En Belgique, les différentes étapes nécessaires à la préparation du vaccin Pfizer sont réalisées par une seule et même personne, comme l’explique Pierre-Louis Dedon, médecin inspecteur d’hygiène à la Cocom et référent médical à la campagne de vaccination de Bruxelles-Capitale. "La personne injecte 1.8 ml de sérum physiologique dans le flacon de vaccin, mélange doucement et fait le prélèvement avec une seringue."

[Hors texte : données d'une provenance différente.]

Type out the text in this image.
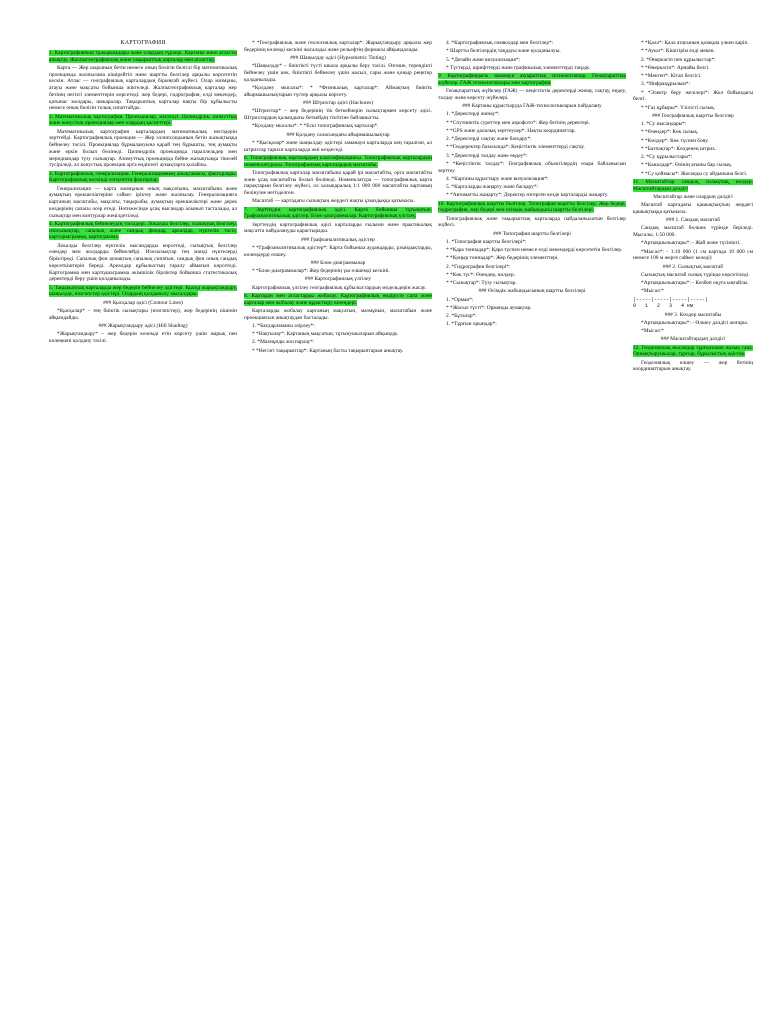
КАРТОГРАФИЯ

1. Картографияның тұжырымдары және олардың түрлері. Картаны және атласты анықтау. Жалпыгеографиялық және тақырыптық карталар мен атластар.

Карта — Жер шарының бетін немесе оның бөлігін белгілі бір математикалық проекцияда жалпылама кішірейтіп және шартты белгілер арқылы көрсететін кескін. Атлас — географиялық карталардың бірыңғай жүйесі. Олар мазмұны, атауы және мақсаты бойынша жіктеледі. Жалпыгеографиялық карталар жер бетінің негізгі элементтерін көрсетеді: жер бедері, гидрография, елді мекендер, қатынас жолдары, шекаралар. Тақырыптық карталар нақты бір құбылысты немесе оның бөлігін толық сипаттайды.

2. Математикалық картография. Проекциялар, жіктелуі. Цилиндрлік, азимуттық және конустық проекциялар мен олардың қасиеттері.

Математикалық картография карталардың математикалық негіздерін зерттейді. Картографиялық проекция — Жер эллипсоидының бетін жазықтыққа бейнелеу тәсілі. Проекциялар бұрмалануына қарай тең бұрышты, тең аумақты және еркін болып бөлінеді. Цилиндрлік проекцияда параллельдер мен меридиандар түзу сызықтар. Азимуттық проекцияда бейне жазықтыққа тікелей түсіріледі, ал конустық проекция орта ендіктегі аумақтарға қолайлы.

3. Картографиялық генерализация. Генерализацияның анықтамасы, факторлары. Картографиялық кескінді өзгертетін факторлар.

Генерализация — карта мазмұнын оның мақсатына, масштабына және аумақтың ерекшеліктеріне сәйкес іріктеу және жалпылау. Генерализацияға картаның масштабы, мақсаты, тақырыбы, аумақтың ерекшеліктері және дерек көздерінің сапасы әсер етеді. Нәтижесінде ұсақ нысандар алынып тасталады, ал сызықтар мен контурлар жеңілдетіледі.

4. Картографиялық бейнелеудің тәсілдері. Локалды белгілер, сызықтық белгілер, изосызықтар, сапалық және сандық фондар, ареалдар, нүктелік тәсіл, картодиаграмма, картограмма.

Локалды белгілер нүктелік нысандарды көрсетеді, сызықтық белгілер өзендер мен жолдарды бейнелейді. Изосызықтар тең мәнді нүктелерді біріктіреді. Сапалық фон аумақтың сапалық сипатын, сандық фон оның сандық көрсеткіштерін береді. Ареалдар құбылыстың таралу аймағын көрсетеді. Картограмма мен картодиаграмма әкімшілік бірліктер бойынша статистикалық деректерді беру үшін қолданылады.

5. Тақырыптық карталарда жер бедерін бейнелеу әдістері. Қысқа жарықтандыру, шаңылдау, изогипстер әдістері. Олардың қолданылу мысалдары.

### Қысқалар әдісі (Contour Lines)

*Қысқалар* – тең биіктік сызықтары (изогипстер), жер бедерінің пішінін айқындайды.

### Жарықтандыру әдісі (Hill Shading)

*Жарықтандыру* – жер бедерін көлемді етіп көрсету үшін жарық пен көлеңкені қолдану тәсілі.

* *Географиялық және геологиялық карталар*: Жарықтандыру арқылы жер бедерінің көлемді кескіні жасалады және рельефтің формасы айқындалады.

### Шаңылдау әдісі (Hypsometric Tinting)

*Шаңылдау* – биіктікті түсті шкала арқылы беру тәсілі. Өзгеше, тереңдікті бейнелеу үшін көк, биіктікті бейнелеу үшін жасыл, сары және қоңыр реңктер қолданылады.

*Қолдану мысалы*: * *Физикалық карталар*: Аймақтың биіктік айырмашылықтарын түстер арқылы көрсету.

### Штрихтар әдісі (Hachures)

*Штрихтар* – жер бедерінің тік беткейлерін сызықтармен көрсету әдісі. Штрихтардың қалыңдығы беткейдің тіктігіне байланысты.

*Қолдану мысалы*: * *Ескі топографиялық карталар*.

### Қолдану саласындағы айырмашылықтар

* *Қысқалар* және шаңылдау әдістері заманауи карталарда кең таралған, ал штрихтар тарихи карталарда жиі кездеседі.

6. Топографиялық карталардың классификациясы. Топографиялық карталардың номенклатурасы. Топографиялық карталардың масштабы.

Топографиялық карталар масштабына қарай ірі масштабты, орта масштабты және ұсақ масштабты болып бөлінеді. Номенклатура — топографиялық карта парақтарын белгілеу жүйесі, ол халықаралық 1:1 000 000 масштабты картаның бөлінуіне негізделген.

Масштаб — картадағы сызықтың жердегі нақты ұзындыққа қатынасы.

7. Зерттеудің картографиялық әдісі. Карта бойынша тұтынатын. Графоаналитикалық әдістер. Блок-диаграммалар. Картографиялық үлгілеу.

Зерттеудің картографиялық әдісі карталарды ғылыми және практикалық мақсатта пайдалануды қарастырады.

### Графоаналитикалық әдістер

* *Графоаналитикалық әдістер*: Карта бойынша аудандарды, ұзындықтарды, көлемдерді өлшеу.

### Блок-диаграммалар

* *Блок-диаграммалар*: Жер бедерінің үш өлшемді кескіні.

### Картографиялық үлгілеу

Картографиялық үлгілеу географиялық құбылыстардың модельдерін жасау.

8. Картадан мен атластарды жобалау. Картографиялық өндірісте сапа және карталар мен жобалау және құрастыру кезеңдері.

Карталарды жобалау картаның мақсатын, мазмұнын, масштабын және проекциясын анықтаудан басталады.

1. *Бағдарламаны әзірлеу*:

* *Нақтылау*: Картаның мақсатын, тұтынушыларын айқындау.

2. *Мазмұнды жоспарлау*:

* *Негізгі тақырыптар*: Картаның басты тақырыптарын анықтау.

4. *Картографиялық символдар мен белгілер*:

* Шартты белгілердің таңдауы және қолданылуы.

5. *Дизайн және визуализация*:

* Түстерді, шрифттерді және графикалық элементтерді таңдау.

9. Картографиядағы заманауи ақпараттық технологиялар. Геоақпараттық жүйелер. ГАЖ технологиялары мен картография.

Геоақпараттық жүйелер (ГАЖ) — кеңістіктік деректерді жинау, сақтау, өңдеу, талдау және көрсету жүйелері.

### Картаны құрастыруда ГАЖ-технологияларын пайдалану

1. *Деректерді жинау*:

* *Спутниктік суреттер мен аэрофото*: Жер бетінің деректері.

* *GPS және далалық зерттеулер*: Нақты координаттар.

2. *Деректерді сақтау және басқару*:

* *Геодеректер базасында*: Кеңістіктік элементтерді сақтау.

3. *Деректерді талдау және өңдеу*:

* *Кеңістіктік талдау*: Географиялық объектілердің өзара байланысын зерттеу.

4. *Картаны құрастыру және визуализация*:

5. *Карталарды жаңарту және басқару*:

* *Автоматты жаңарту*: Деректер өзгерген кезде карталарды жаңарту.

10. Картографиялық шартты белгілер. Топография шартты белгілер. Жер бедері, гидрография, жер бедері мен өсімдік жабындысы шартты белгілері.

Топографиялық және тақырыптық карталарда пайдаланылатын белгілер жүйесі.

### Топография шартты белгілері

1. *Топография шартты белгілері*:

* *Қара тоннадар*: Қара түспен немесе елді мекендерді көрсететін белгілер.

* *Қоңыр тоннадар*: Жер бедерінің элементтері.

2. *Гидрография белгілері*:

* *Көк түс*: Өзендер, көлдер.

* *Сызықтар*: Түзу сызықтар.

### Өсімдік жабындысының шартты белгілері

1. *Орман*:

* *Жасыл түсті*: Орманды аумақтар.

2. *Бұталар*:

1. *Тұрғын орындар*:

* *Қала*: Қала атауының қазақша үлкен қаріп.

* *Ауыл*: Кішігірім елді мекен.

2. *Өнеркәсіп пен құрылыстар*:

* *Өнеркәсіп*: Арнайы белгі.

* *Мектеп*: Кітап белгісі.

3. *Инфрақұрылым*:

* *Электр беру желілері*: Жол бойындағы белгі.

* *Газ құбыры*: Үзілісті сызық.

### Географиялық шартты белгілер

1. *Су нысандары*:

* *Өзендер*: Көк сызық.

* *Көлдер*: Көк түспен бояу.

* *Батпақтар*: Көлденең штрих.

2. *Су құрылыстары*:

* *Каналдар*: Өзінің ағыны бар сызық.

* *Су қоймасы*: Жасанды су айдынына белгі.

11. Масштабтар: сандық, сызықтық, көлдер. Масштабтардың дәлдігі

Масштабтар және олардың дәлдігі

Масштаб картадағы қашықтықтың жердегі қашықтыққа қатынасы.

### 1. Сандық масштаб

Сандық масштаб бөлшек түрінде беріледі. Мысалы, 1:50 000.

*Артықшылықтары*: - Жай және түсінікті.

*Мысал*: - 1:10 000 (1 см картада 10 000 см немесе 100 м жерге сәйкес келеді)

### 2. Сызықтық масштаб

Сызықтық масштаб сызық түрінде көрсетіледі.

*Артықшылықтары*: - Көзбен оқуға ыңғайлы.

*Мысал:*

|-----|-----|-----|-----|
0   1   2   3   4 км

### 3. Көлдер масштабы

*Артықшылықтары*: - Өлшеу дәлдігі жоғары.

*Мысал:*

### Масштабтардың дәлдігі

12. Геодезиялық нысандар тұрғысынан жазық сана. Орнықтырушылар, тұрғыр, бұрылыстық әдістер.

Геодезиялық өлшеу — жер бетінің координаттарын анықтау.
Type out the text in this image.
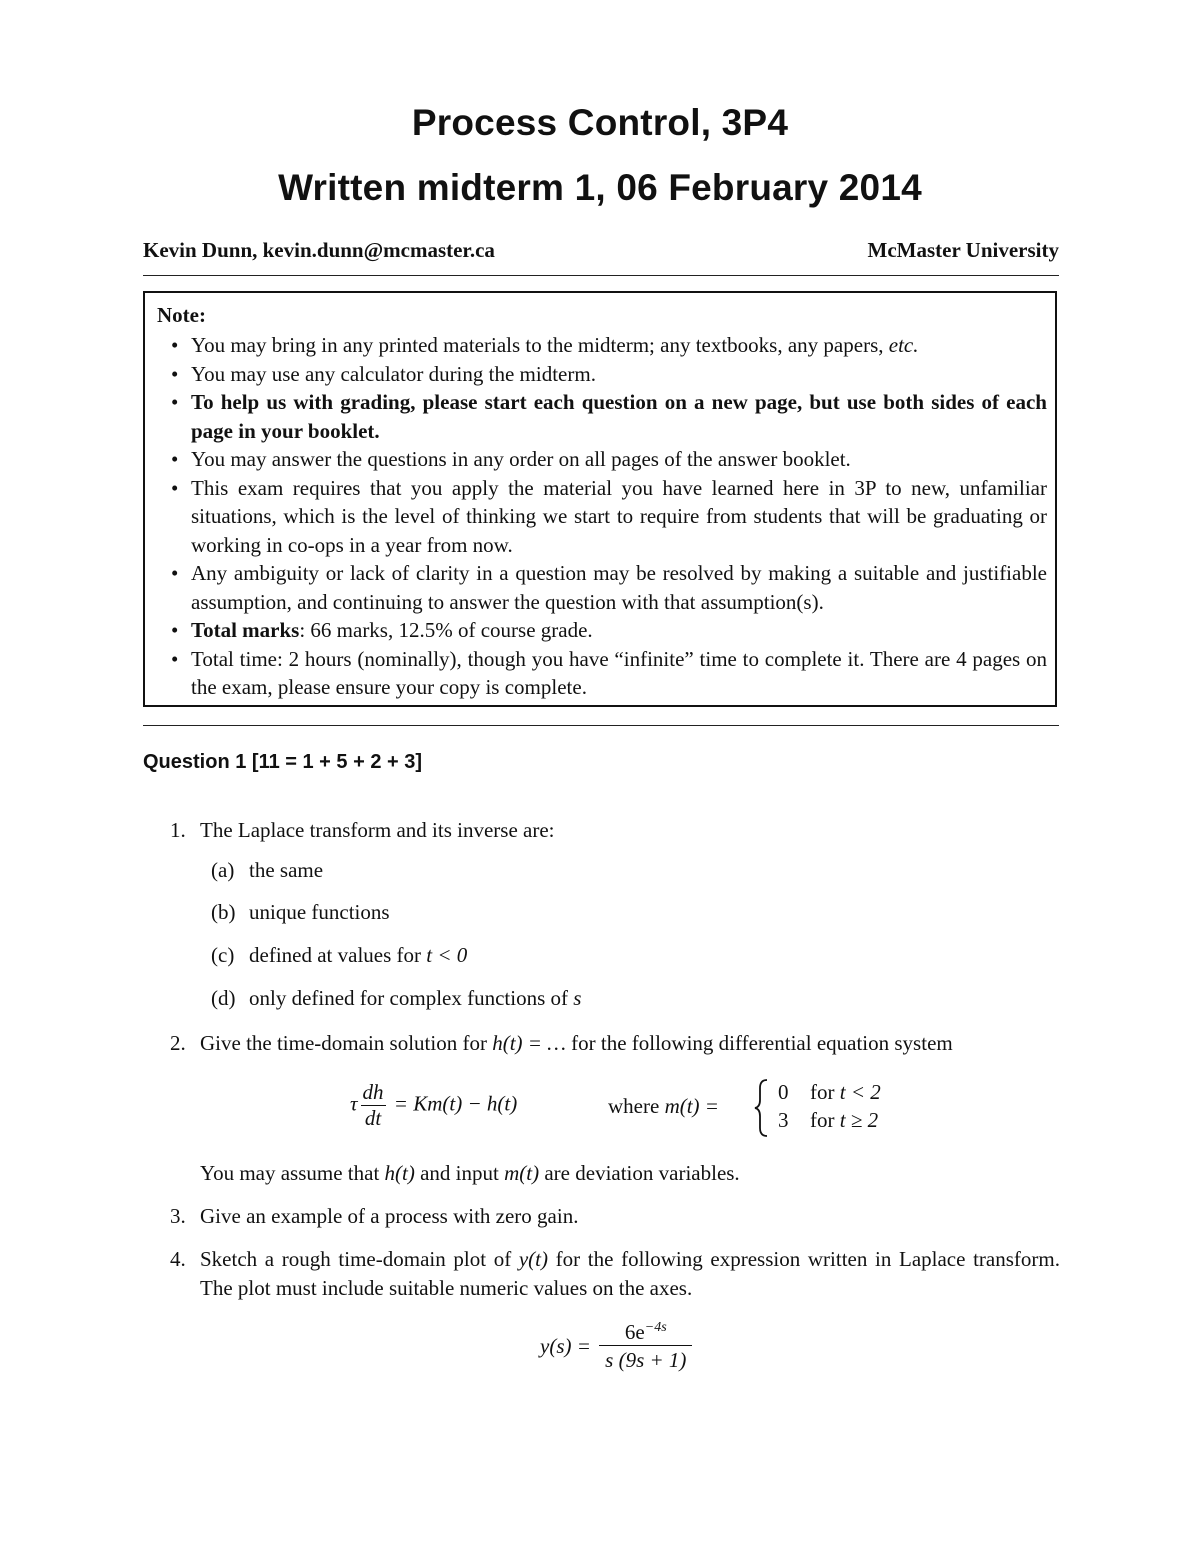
Process Control, 3P4
Written midterm 1, 06 February 2014
Kevin Dunn, kevin.dunn@mcmaster.ca	McMaster University
Note:
• You may bring in any printed materials to the midterm; any textbooks, any papers, etc.
• You may use any calculator during the midterm.
• To help us with grading, please start each question on a new page, but use both sides of each page in your booklet.
• You may answer the questions in any order on all pages of the answer booklet.
• This exam requires that you apply the material you have learned here in 3P to new, unfamiliar situations, which is the level of thinking we start to require from students that will be graduating or working in co-ops in a year from now.
• Any ambiguity or lack of clarity in a question may be resolved by making a suitable and justifiable assumption, and continuing to answer the question with that assumption(s).
• Total marks: 66 marks, 12.5% of course grade.
• Total time: 2 hours (nominally), though you have “infinite” time to complete it. There are 4 pages on the exam, please ensure your copy is complete.
Question 1 [11 = 1 + 5 + 2 + 3]
1. The Laplace transform and its inverse are:
(a) the same
(b) unique functions
(c) defined at values for t < 0
(d) only defined for complex functions of s
2. Give the time-domain solution for h(t) = … for the following differential equation system
τ $\frac{dh}{dt} = Km(t) - h(t)$	where m(t) =
0 for t < 2
3 for t ≥ 2
You may assume that h(t) and input m(t) are deviation variables.
3. Give an example of a process with zero gain.
4. Sketch a rough time-domain plot of y(t) for the following expression written in Laplace transform. The plot must include suitable numeric values on the axes.
$y(s) = \frac{6e^{-4s}}{s (9s + 1)}$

Comment expliquer ces erreurs ?

Des erreurs pourraient survenir, comme l’explique le Parisien, si les injections de sérum physiologique sont réalisées dans des flacons de vaccin qui seraient en fait vides du fait de leur utilisation.

Une autre explication pourrait être la dilution par erreur d’un flacon qui aurait déjà été dilué au préalable, mais d’après le médecin, la marge d’erreur est faible : "Normalement, les flacons déjà utilisés sont jetés, on peut aussi les repérer grâce à la marque laissée sur l’opercule par le passage de l’aiguille".

Reste la possibilité d’une manipulation intentionnelle "qui aurait pu être réalisée par une personne anti-vaccin travaillant dans un centre", suggère Pierre-Louis Dedon.

Cette éventualité rappelle ce qui s’est passé en Allemagne il y a quelques mois, où une infirmière a admis avoir administré de la solution saline à six patients au lieu du vaccin. Elle a d’abord expliqué son geste en affirmant avoir essayé de dissimuler le fait qu’elle aurait fait tomber un flacon de vaccin. Les policiers en charge de l’enquête avaient par la suite remarqué les publications anti-vaccination partagées sur les réseaux sociaux par l’infirmière en question, qui a d’ailleurs refusé de coopérer avec les enquêteurs suite à son arrestation.

Les soupçons portaient initialement sur une demi-douzaine de doses. Finalement, c’est 8557 patients passés par le centre de vaccination qui ont été appelés à se refaire vacciner, les autorités ne sachant pas définir précisément qui était concerné par ces injections de doses de solution saline.

Pas de placebos dans les campagnes de vaccination

L’utilisation de placebos est une réalité qui concerne uniquement les essais cliniques pour les vaccins réalisés dans des groupes de personnes volontaires et parfaitement conscientes qu’elles ont pu recevoir un placebo. A mesure que les essais et la recherche avancent, une vaccination effective est proposée aux participants qui auraient reçu un placebo. Les phases de tests qui sont amenées à durer pendant plusieurs années sont donc à distinguer des campagnes de vaccination pour la population.

Les injections de sérum physiologique survenues dans les centres de vaccination en France ont été signalées et les personnes concernées appelées à se faire vacciner. En Belgique, ce type d’erreur reste très peu probable, et aucun problème de cet ordre n'a été signalé à ce jour. 

Enfin, assurer le suivi de l’ensemble de la population vaccinée et des personnes ayant reçu un hypothétique placebo – comme le suggèrent certaines théories – serait très difficile à mettre en place d’un point de vue logistique, et ne repose sur aucun élément concret.